JPC – É uma questão fracturante a nível ideológico e de falta de coragem política por parte do presidente da CMSM. Por inúmeras vezes a CDU tem-se manifestado nas sessões de câmara ao lado dos trabalhadores do município nessa luta que entendemos como justa. É inconcebível que o acordo assinado de livre vontade pelo presidente da autarquia com os sindicatos não saia do papel, ao contrário do que acontece na prática com cerca de dois terços dos municípios do país. É inaceitável que o presidente da CMSM se continue a escudar atrás de um parecer emitido pela Procuradoria-Geral da República e que o governo guardou na gaveta durante meses, quando tinha prazo legal de 15 dias para publicar ou recusar os acordos. O acórdão do Tribunal Constitucional é claro e prevê a celebração de novos contratos colectivos de trabalho com entidades empregadoras públicas. Os trabalhadores do município de Salvaterra de Magos têm trabalhado 5 horas semanais gratuitamente desde Julho, altura em que o acordo das 35 horas foi assinado. Se alegarem juridicamente o pagamento dessas horas e lhes for concedida razão como vai o presidente da CMSM resolver a questão?

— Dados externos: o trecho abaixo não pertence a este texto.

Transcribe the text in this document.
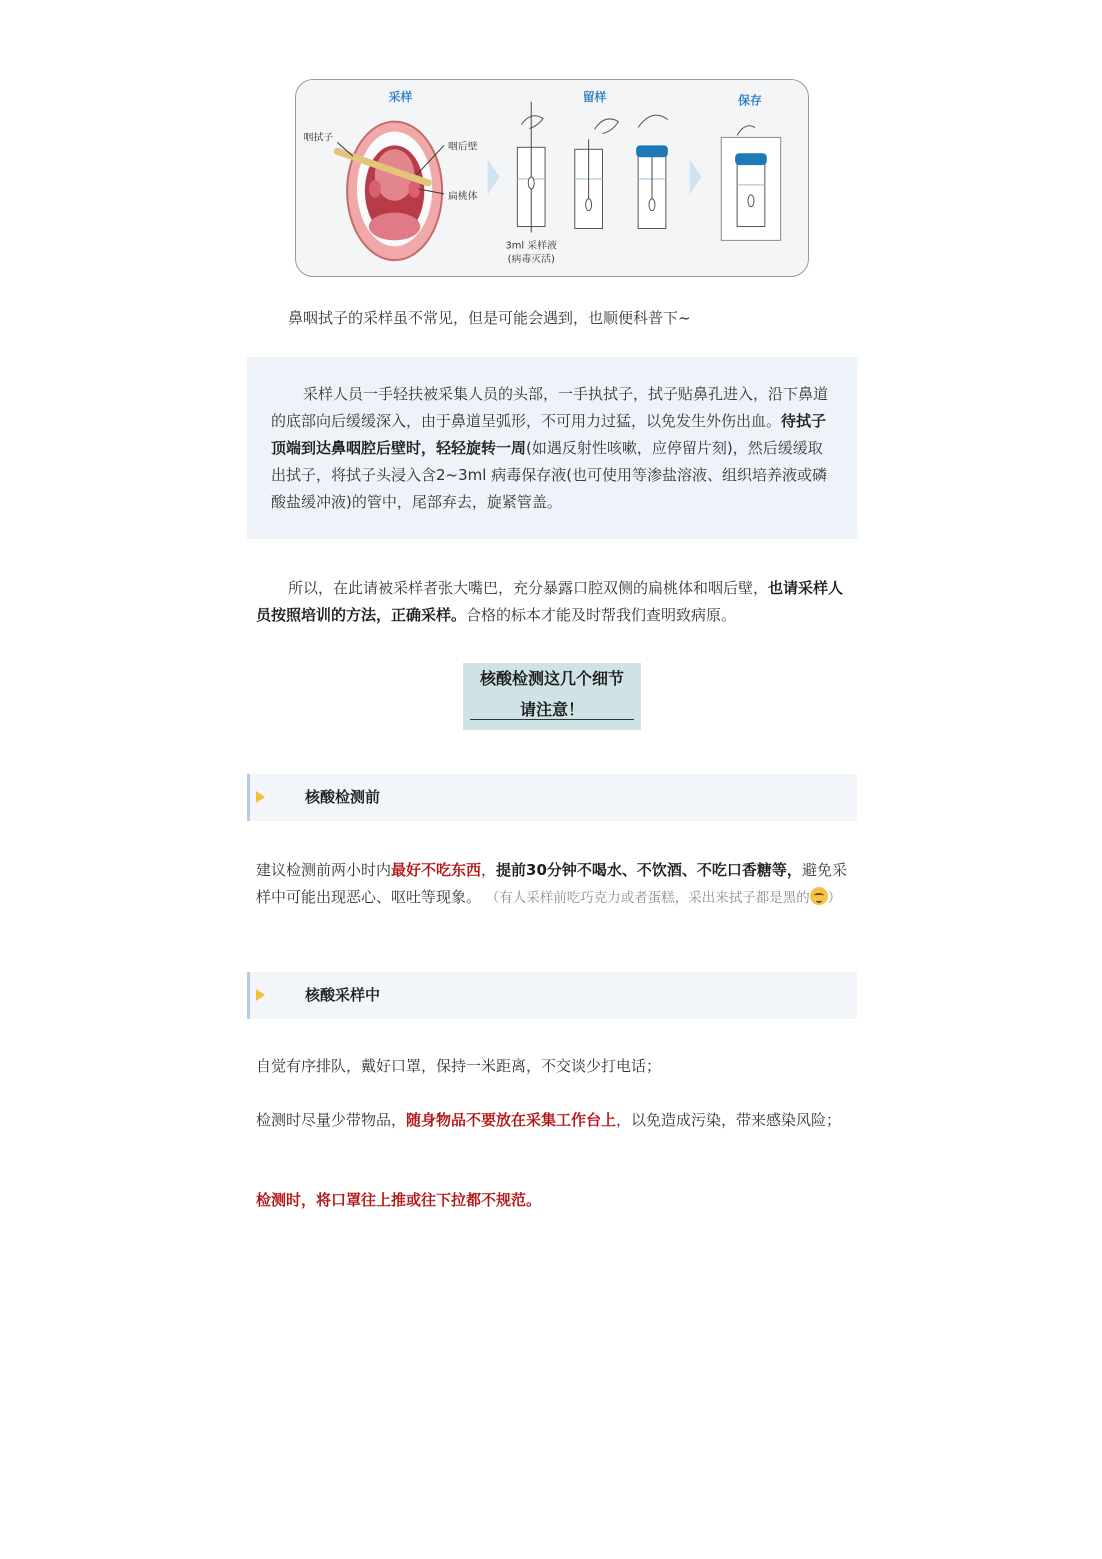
采样	留样	保存
咽拭子
咽后壁
扁桃体
3ml 采样液
(病毒灭活)
鼻咽拭子的采样虽不常见，但是可能会遇到，也顺便科普下~

采样人员一手轻扶被采集人员的头部，一手执拭子，拭子贴鼻孔进入，沿下鼻道的底部向后缓缓深入，由于鼻道呈弧形，不可用力过猛，以免发生外伤出血。待拭子顶端到达鼻咽腔后壁时，轻轻旋转一周(如遇反射性咳嗽，应停留片刻)，然后缓缓取出拭子，将拭子头浸入含2~3ml 病毒保存液(也可使用等渗盐溶液、组织培养液或磷酸盐缓冲液)的管中，尾部弃去，旋紧管盖。

所以，在此请被采样者张大嘴巴，充分暴露口腔双侧的扁桃体和咽后壁，也请采样人员按照培训的方法，正确采样。合格的标本才能及时帮我们查明致病原。

核酸检测这几个细节
请注意！
核酸检测前

建议检测前两小时内最好不吃东西，提前30分钟不喝水、不饮酒、不吃口香糖等，避免采样中可能出现恶心、呕吐等现象。 （有人采样前吃巧克力或者蛋糕，采出来拭子都是黑的 ）

核酸采样中

自觉有序排队，戴好口罩，保持一米距离，不交谈少打电话；

检测时尽量少带物品，随身物品不要放在采集工作台上，以免造成污染，带来感染风险；

检测时，将口罩往上推或往下拉都不规范。
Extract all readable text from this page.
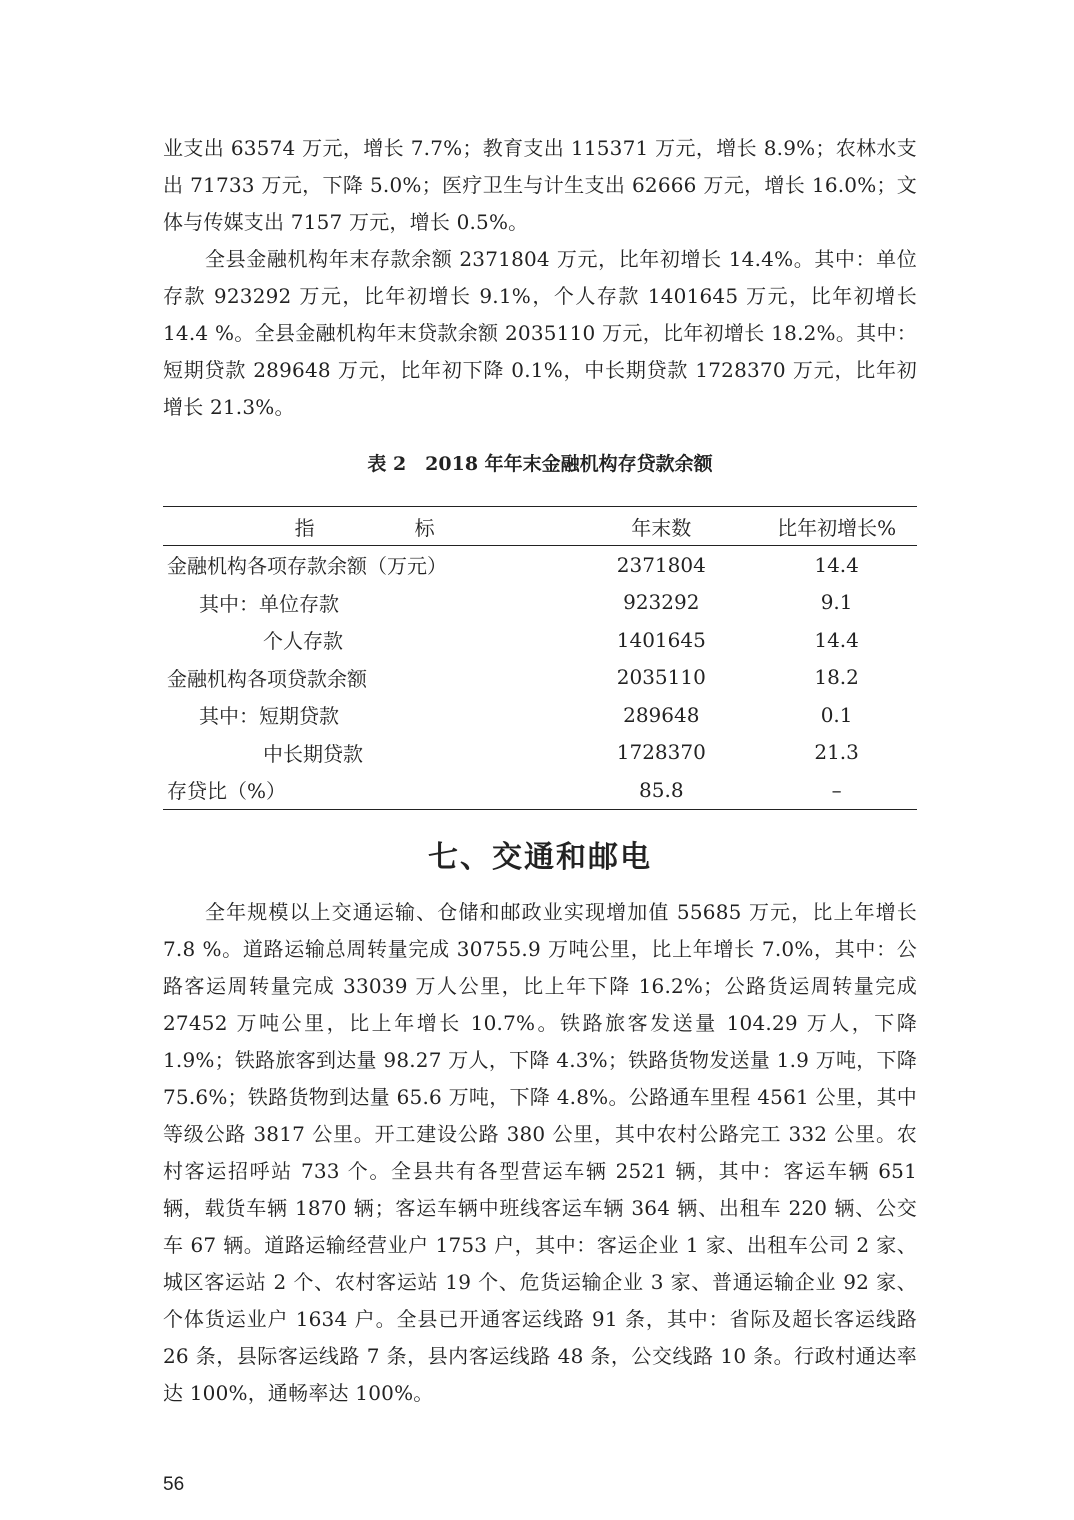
业支出 63574 万元，增长 7.7%；教育支出 115371 万元，增长 8.9%；农林水支出 71733 万元，下降 5.0%；医疗卫生与计生支出 62666 万元，增长 16.0%；文体与传媒支出 7157 万元，增长 0.5%。

全县金融机构年末存款余额 2371804 万元，比年初增长 14.4%。其中：单位存款 923292 万元，比年初增长 9.1%，个人存款 1401645 万元，比年初增长 14.4 %。全县金融机构年末贷款余额 2035110 万元，比年初增长 18.2%。其中：短期贷款 289648 万元，比年初下降 0.1%，中长期贷款 1728370 万元，比年初增长 21.3%。

表 2　2018 年年末金融机构存贷款余额
指　　　　　标	年末数	比年初增长%
金融机构各项存款余额（万元）	2371804	14.4
其中：单位存款	923292	9.1
个人存款	1401645	14.4
金融机构各项贷款余额	2035110	18.2
其中：短期贷款	289648	0.1
中长期贷款	1728370	21.3
存贷比（%）	85.8	–
七、交通和邮电

全年规模以上交通运输、仓储和邮政业实现增加值 55685 万元，比上年增长 7.8 %。道路运输总周转量完成 30755.9 万吨公里，比上年增长 7.0%，其中：公路客运周转量完成 33039 万人公里，比上年下降 16.2%；公路货运周转量完成 27452 万吨公里，比上年增长 10.7%。铁路旅客发送量 104.29 万人，下降 1.9%；铁路旅客到达量 98.27 万人，下降 4.3%；铁路货物发送量 1.9 万吨，下降 75.6%；铁路货物到达量 65.6 万吨，下降 4.8%。公路通车里程 4561 公里，其中等级公路 3817 公里。开工建设公路 380 公里，其中农村公路完工 332 公里。农村客运招呼站 733 个。全县共有各型营运车辆 2521 辆，其中：客运车辆 651 辆，载货车辆 1870 辆；客运车辆中班线客运车辆 364 辆、出租车 220 辆、公交车 67 辆。道路运输经营业户 1753 户，其中：客运企业 1 家、出租车公司 2 家、城区客运站 2 个、农村客运站 19 个、危货运输企业 3 家、普通运输企业 92 家、个体货运业户 1634 户。全县已开通客运线路 91 条，其中：省际及超长客运线路 26 条，县际客运线路 7 条，县内客运线路 48 条，公交线路 10 条。行政村通达率达 100%，通畅率达 100%。

56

EL – Finalmente, como interpreta o facto de o PS ter convidado recentemente o vereador eleito pelo PSD para tomar conta do pelouro Empreendedorismo e Desenvolvimento Económico?

JPC – Não nos surpreendeu. Era algo de que já estávamos à espera. Não somos ingénuos. Quando o vereador eleito pela coligação PSD-CDS se tornou cada vez mais crítico do executivo do PS, nomeadamente na questão dos impostos municipais e votou ao lado da CDU e do BE na questão do protocolo com o Grupo Desportivo de Marinhais percebemos que era uma forma de colocar pressão sobre o presidente da CMSM. Portanto, quando este nos acusa a nós e ao BE de termos radicalizado posições é uma completa falácia. – E, um pequeno à parte, radicalizar posições é, por exemplo, chumbar um orçamento. Nós não o fizemos, abstivemo-nos, tal como o BE. – Logo, foi o vereador do PSD-CDS que se juntou, nos pontos atrás descritos, à oposição de Esquerda. É essa a leitura correcta a fazer. A atribuição do pelouro do Desenvolvimento Económico e do Empreendedorismo é assim o assumir de uma coligação ou maioria de Direita, uma consequência lógica de todo este esquema, bem engendrado diga-se de passagem, pelo vereador do PSD-CDS que, recolhe assim frutos pessoais das opções de confrontação tomadas e toma para si um chavão que a direita ultraliberal adora utilizar como panaceia: o empreendedorismo.

Quanto ao presidente da CMSM sai fragilizado em vários aspectos. Desdiz aquilo que disse no início do mandato sobre o facto de não precisar de atribuir pelouros aos vereadores da oposição. Criticou e atacou violentamente o vereador do PSD-CDS há pouco mais de um mês numa sessão de câmara e agora atribui-lhe um pelouro que esteve praticamente esquecido durante este primeiro ano de mandato. Mas nós temos memória e não nos esquecemos que o presidente de câmara actual é o mesmo que enquanto vereador da oposição desfilava e exibia estudos económicos e de emprego e ranking's municipais, sempre e invariavelmente de forma a enfatizar os aspectos menos positivos do concelho.